SB: Because I didn’t want to make any more pictures. Maybe I didn’t exhaust all the possibilities, but I felt like it was time to move on. As I said before, the reasons I ended up in Wales, and staying for so long, were chance and entirely circumstantial. It wasn’t something I’d planned, it was just the way my life organically happened. And I’ve reached a point now where I don’t want to make any more work here, but in a nice way; maybe that’s why the book is called Ta-ra, which is a local expression that is commonly used to say a friendly goodbye.
When you become part of a place, you learn to both love it and hate it, but over time more and more things have made it harder for me to live in the UK, and I don’t want to become any more cynical and angry – then it’s really not fair on the people I’m photographing. So I guess that I don’t want to make any more work here because I don’t feel the same way that I once did, and the project might become too dark, or turn into something that it wasn’t intended to be.

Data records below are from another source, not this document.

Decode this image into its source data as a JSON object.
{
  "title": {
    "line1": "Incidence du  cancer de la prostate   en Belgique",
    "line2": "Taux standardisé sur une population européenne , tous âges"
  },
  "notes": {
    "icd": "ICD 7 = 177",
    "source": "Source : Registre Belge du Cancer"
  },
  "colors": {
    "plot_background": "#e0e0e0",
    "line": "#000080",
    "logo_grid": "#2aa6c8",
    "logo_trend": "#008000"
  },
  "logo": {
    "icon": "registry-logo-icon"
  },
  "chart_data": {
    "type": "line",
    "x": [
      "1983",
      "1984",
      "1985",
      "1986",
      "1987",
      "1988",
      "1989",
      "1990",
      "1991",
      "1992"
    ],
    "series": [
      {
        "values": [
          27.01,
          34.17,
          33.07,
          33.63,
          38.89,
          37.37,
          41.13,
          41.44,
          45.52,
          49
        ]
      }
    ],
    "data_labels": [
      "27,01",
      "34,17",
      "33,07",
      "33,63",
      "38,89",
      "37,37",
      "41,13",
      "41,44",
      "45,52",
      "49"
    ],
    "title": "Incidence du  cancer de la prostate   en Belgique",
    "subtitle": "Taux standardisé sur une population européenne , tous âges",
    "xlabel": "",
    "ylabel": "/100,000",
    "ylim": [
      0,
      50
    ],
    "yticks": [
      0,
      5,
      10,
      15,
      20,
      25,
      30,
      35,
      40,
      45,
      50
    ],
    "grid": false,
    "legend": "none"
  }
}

AS: Despite this, do you still feel an affection for or connection to Wales, having spent so long living and working there?
SB: Of course, all of my adult life happened here. It’s home – it’s so familiar to me now, it’s what I know, and it’s easy for me to make work here. The people have given me so much. To be honest, I’ve always been fighting with myself here, because I never wanted to make work specifically about Wales, and still I ended up doing it – twice in fact, considering that I also just published another book, The Dynamic, which is about a local Welsh newspaper.
I really do love the history here as well, especially considering that many of the biggest achievements of the UK’s working class started in Wales. The National Health Service was modelled on the Tredegar Workmen’s Medical Aid Society, which was set up by Welsh miners in the 19th century. Before that, you had the Chartist movement in the 1830s, and then you also have a lot of people who went to fight against Franco and fascism during the Spanish Civil War, then you have the Miners’ Strike [1984–85]. In certain communities there is still this strong sense of socialism, which people are born with. It’s by no means a socialist utopia, but those kinds of values are embedded within the culture and remain in the people. Even if they may have lost the battle, there is a sense of solidarity, openness and welcoming energy; it’s still here. So I will always love it, but I have to say ta-ra.